In the wake of the Cultural Revolution and now of the recession I observe a mounting pressure to co-operate and to promote "teamwork." For its anti-individualistic streak, such a drive is of course highly suspect; some people may not be so sensitive to it, but having seen the Hitlerjugend in action suffices for the rest of your life to be very wary of "team spirit." Very.
...Simplifications have had a much greater long-range scientific impact than individual feats of ingenuity. The opportunity for simplification is very encouraging, because in all examples that come to mind the simple and elegant systems tend to be easier and faster to design and get right, more efficient in execution, and much more reliable than the more contrived contraptions that have to be debugged into some degree of acceptability....Simplicity and elegance are unpopular because they require hard work and discipline to achieve and education to be appreciated.
Don't compete with me: firstly, I have more experience, and secondly, I have chosen the weapons.

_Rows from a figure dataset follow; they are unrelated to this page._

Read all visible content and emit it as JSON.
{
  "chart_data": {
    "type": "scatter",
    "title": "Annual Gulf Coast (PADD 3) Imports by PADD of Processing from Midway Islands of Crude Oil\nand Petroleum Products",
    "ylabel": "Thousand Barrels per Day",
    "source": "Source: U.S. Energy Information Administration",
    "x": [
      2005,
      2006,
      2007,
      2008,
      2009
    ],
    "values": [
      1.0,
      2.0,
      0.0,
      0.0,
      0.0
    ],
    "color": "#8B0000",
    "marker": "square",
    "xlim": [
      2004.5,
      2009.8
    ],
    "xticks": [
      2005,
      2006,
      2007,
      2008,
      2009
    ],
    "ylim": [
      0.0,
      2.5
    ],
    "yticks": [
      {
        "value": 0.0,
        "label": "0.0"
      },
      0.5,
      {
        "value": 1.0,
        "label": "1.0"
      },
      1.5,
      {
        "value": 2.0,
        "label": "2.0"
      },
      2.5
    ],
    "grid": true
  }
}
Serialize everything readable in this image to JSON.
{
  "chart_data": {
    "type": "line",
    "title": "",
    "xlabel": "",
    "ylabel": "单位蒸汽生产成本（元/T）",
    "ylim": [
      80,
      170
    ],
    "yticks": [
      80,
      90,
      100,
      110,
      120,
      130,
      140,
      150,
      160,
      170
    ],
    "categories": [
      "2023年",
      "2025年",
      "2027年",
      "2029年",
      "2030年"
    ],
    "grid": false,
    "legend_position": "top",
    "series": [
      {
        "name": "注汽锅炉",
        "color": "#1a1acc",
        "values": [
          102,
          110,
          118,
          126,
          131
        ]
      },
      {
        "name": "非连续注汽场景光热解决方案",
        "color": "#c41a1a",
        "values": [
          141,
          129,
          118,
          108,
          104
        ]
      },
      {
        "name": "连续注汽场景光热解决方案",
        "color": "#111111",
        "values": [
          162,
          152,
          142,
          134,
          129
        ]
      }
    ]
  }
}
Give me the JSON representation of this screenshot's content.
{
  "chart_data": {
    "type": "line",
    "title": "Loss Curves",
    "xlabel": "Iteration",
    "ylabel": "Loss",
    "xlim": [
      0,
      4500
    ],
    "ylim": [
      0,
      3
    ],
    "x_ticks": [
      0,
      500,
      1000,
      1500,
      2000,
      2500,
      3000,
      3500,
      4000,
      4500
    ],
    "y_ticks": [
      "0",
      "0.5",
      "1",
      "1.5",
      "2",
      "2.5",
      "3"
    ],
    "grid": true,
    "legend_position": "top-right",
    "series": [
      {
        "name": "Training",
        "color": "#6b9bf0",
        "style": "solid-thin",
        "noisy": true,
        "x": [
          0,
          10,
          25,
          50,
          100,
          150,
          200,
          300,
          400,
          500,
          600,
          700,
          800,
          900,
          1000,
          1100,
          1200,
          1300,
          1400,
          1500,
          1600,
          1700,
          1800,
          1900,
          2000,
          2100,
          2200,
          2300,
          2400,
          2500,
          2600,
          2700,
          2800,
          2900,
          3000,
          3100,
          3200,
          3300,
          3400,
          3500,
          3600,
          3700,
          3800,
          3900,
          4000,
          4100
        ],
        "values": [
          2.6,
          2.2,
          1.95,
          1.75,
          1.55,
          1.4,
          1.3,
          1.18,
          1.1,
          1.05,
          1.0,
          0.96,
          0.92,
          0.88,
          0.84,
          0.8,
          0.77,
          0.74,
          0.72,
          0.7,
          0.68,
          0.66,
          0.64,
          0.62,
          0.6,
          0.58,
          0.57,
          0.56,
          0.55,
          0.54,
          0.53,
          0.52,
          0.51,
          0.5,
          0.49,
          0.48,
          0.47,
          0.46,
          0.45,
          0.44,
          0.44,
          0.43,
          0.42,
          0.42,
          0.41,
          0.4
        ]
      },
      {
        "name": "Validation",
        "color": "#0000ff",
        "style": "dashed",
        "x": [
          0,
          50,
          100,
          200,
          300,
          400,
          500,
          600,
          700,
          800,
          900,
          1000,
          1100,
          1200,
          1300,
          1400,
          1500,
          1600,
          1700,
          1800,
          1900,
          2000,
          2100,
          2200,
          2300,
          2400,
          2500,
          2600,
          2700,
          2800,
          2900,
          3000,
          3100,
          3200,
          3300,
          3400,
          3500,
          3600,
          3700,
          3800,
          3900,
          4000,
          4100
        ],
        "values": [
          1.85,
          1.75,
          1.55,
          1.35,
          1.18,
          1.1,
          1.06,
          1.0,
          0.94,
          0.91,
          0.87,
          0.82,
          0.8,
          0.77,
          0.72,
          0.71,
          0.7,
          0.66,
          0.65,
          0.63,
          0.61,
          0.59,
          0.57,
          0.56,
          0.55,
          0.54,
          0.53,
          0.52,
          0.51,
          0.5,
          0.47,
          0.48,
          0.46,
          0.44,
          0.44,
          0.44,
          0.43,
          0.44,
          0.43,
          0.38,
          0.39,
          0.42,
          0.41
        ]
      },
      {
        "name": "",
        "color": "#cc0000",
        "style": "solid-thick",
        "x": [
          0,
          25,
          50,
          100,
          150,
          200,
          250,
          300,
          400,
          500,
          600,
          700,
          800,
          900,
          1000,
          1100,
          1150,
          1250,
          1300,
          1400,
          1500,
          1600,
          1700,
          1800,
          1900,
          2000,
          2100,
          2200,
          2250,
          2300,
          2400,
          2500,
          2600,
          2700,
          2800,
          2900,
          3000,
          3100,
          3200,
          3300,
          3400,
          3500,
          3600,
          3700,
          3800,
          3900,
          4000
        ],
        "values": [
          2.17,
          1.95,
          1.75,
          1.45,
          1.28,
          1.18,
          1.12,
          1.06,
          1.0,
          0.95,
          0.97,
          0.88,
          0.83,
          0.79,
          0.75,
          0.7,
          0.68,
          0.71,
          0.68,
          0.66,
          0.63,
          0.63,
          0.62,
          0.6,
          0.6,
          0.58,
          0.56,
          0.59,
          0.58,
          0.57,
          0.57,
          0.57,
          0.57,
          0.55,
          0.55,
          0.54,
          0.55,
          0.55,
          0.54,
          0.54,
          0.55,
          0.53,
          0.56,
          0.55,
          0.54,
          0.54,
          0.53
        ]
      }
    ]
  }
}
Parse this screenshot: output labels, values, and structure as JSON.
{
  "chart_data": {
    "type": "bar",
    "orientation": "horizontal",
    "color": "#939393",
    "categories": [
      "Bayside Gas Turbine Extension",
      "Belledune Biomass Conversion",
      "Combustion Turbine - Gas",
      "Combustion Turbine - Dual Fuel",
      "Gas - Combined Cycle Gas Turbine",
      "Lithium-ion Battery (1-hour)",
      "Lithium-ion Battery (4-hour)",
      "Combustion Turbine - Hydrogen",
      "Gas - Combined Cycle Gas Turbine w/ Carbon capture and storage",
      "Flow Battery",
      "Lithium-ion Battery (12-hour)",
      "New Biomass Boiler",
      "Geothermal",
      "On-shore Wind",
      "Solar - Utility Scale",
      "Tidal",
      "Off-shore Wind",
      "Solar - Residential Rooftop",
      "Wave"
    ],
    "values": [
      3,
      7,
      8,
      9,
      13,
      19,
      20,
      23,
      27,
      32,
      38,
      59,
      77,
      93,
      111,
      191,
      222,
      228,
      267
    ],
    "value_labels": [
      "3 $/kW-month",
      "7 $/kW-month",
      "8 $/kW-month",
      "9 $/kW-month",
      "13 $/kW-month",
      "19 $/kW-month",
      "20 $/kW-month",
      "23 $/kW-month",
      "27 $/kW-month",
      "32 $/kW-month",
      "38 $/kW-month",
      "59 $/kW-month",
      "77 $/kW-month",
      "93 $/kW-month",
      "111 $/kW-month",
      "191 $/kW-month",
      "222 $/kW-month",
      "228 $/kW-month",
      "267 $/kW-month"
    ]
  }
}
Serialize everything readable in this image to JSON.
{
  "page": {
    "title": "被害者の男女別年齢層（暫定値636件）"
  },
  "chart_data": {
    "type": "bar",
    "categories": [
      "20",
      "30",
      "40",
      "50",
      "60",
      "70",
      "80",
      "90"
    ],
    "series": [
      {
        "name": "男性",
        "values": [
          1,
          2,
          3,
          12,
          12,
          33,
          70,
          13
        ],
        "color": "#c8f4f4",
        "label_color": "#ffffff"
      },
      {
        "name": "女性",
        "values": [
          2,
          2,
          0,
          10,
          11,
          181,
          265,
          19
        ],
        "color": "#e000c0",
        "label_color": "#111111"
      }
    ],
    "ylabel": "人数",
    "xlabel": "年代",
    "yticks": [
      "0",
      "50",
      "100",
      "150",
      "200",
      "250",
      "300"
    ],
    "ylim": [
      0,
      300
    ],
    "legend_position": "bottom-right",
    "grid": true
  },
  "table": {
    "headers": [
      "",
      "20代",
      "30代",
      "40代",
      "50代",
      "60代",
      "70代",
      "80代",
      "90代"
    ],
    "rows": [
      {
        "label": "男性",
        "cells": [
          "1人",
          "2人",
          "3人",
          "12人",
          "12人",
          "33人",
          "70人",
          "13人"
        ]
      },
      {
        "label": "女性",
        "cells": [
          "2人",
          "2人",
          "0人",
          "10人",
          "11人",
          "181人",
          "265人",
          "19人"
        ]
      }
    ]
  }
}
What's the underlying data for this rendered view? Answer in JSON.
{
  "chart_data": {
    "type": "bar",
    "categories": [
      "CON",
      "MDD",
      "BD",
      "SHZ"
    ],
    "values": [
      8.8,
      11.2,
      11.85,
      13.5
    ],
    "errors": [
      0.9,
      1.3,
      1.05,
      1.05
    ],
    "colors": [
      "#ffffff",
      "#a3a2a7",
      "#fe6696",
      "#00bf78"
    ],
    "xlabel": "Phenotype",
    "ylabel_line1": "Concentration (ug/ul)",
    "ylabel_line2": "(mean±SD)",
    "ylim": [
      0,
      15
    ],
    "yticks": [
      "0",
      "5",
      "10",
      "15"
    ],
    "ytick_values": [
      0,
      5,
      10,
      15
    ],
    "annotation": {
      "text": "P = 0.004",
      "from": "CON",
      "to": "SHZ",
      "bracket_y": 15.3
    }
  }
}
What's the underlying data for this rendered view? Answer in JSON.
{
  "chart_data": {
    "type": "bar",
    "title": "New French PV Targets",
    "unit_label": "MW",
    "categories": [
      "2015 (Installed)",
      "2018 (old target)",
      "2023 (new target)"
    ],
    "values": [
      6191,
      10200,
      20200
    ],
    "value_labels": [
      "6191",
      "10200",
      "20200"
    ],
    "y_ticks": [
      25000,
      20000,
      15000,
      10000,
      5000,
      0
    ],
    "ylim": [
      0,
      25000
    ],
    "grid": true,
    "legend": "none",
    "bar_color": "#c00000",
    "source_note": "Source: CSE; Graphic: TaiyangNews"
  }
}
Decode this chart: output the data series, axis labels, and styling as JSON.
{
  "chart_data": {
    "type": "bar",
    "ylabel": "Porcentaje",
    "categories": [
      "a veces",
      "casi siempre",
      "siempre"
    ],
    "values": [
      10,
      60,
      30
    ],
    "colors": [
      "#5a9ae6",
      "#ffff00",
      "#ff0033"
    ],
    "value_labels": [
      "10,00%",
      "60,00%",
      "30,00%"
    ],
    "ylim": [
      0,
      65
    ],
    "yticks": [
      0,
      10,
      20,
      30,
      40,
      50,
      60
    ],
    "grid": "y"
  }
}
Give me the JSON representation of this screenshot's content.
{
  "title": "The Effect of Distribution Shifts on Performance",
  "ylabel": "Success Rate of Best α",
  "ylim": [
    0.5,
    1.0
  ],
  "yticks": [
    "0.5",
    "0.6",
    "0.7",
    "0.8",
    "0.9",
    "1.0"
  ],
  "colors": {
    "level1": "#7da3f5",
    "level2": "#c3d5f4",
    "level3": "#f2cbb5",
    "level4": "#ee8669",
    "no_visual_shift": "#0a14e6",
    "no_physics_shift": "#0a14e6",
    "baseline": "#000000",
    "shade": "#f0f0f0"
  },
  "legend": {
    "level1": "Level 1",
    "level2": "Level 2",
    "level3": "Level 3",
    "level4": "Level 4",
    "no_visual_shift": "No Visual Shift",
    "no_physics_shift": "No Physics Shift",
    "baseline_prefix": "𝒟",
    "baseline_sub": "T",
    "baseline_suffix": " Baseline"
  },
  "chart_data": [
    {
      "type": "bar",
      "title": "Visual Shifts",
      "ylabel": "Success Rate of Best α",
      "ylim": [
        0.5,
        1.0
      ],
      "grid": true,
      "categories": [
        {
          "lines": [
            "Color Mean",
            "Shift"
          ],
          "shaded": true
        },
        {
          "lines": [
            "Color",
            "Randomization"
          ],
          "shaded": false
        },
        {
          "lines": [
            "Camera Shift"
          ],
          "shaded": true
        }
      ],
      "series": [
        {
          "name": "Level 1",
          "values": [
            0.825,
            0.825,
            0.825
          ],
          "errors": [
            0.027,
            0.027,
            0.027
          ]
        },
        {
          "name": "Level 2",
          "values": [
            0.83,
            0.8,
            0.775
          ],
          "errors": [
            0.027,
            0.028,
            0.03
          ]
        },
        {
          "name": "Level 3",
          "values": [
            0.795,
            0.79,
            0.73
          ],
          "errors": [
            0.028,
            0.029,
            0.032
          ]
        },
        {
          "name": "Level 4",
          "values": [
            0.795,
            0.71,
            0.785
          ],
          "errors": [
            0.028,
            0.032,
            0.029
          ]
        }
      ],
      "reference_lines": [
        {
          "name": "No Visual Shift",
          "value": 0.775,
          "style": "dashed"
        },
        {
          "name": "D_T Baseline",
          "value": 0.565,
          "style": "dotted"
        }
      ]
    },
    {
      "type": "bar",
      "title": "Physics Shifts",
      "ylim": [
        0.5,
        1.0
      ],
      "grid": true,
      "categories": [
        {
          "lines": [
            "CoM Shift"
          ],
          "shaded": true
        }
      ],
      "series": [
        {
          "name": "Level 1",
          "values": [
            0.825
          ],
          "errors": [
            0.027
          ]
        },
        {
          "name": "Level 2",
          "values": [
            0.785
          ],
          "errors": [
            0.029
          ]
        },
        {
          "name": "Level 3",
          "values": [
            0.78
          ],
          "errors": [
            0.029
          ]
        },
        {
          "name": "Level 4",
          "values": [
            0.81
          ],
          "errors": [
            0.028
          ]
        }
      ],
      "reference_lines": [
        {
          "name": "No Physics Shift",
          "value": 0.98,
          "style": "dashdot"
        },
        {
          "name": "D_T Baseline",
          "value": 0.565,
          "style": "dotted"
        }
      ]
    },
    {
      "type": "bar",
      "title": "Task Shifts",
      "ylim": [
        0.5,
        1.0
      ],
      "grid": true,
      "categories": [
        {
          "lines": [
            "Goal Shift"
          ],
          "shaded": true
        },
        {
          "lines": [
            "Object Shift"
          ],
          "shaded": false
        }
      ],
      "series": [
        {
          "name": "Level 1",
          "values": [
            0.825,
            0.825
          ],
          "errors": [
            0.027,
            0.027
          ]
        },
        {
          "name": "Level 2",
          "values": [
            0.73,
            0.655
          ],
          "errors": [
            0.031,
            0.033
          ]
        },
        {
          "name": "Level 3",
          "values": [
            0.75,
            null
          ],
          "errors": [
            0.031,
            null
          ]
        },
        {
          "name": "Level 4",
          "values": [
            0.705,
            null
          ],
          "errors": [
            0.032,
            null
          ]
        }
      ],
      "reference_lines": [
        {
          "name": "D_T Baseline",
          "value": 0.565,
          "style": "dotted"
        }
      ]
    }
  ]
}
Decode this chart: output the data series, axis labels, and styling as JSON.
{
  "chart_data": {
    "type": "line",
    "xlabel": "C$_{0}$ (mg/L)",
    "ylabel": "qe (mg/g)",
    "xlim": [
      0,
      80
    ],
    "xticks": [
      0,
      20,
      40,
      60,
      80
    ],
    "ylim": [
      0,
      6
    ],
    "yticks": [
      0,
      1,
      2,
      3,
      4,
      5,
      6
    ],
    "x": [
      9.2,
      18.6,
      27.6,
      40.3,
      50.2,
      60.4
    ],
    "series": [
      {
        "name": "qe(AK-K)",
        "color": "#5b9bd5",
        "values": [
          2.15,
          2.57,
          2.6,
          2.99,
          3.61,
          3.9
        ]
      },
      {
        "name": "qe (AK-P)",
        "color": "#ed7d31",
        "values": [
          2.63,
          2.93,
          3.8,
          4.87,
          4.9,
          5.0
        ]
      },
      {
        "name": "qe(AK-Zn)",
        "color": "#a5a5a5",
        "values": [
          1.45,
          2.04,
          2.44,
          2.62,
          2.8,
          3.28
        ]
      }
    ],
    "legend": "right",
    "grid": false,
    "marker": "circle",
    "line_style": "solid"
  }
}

I don't need to waste my time with a computer just because I am a computer scientist.
When we had no computers, we had no programming problem either. When we had a few computers, we had a mild programming problem. Confronted with machines a million times as powerful, we are faced with a gigantic programming problem.
Experience does by no means automatically leads to wisdom and understanding.
It is not the task of the University to offer what society asks for, but to give what society needs.
Thanks to the greatly improved possibility of communication, we overrate its importance. Even stronger, we underrate the importance of isolation.
Thank goodness we don't have only serious problems, but ridiculous ones as well.
Production speed is severely slowed down if one works with half-time people who have other obligations as well. This is at least a factor of four; probably it is worse.
Testing shows the presence, not the absence of bugs.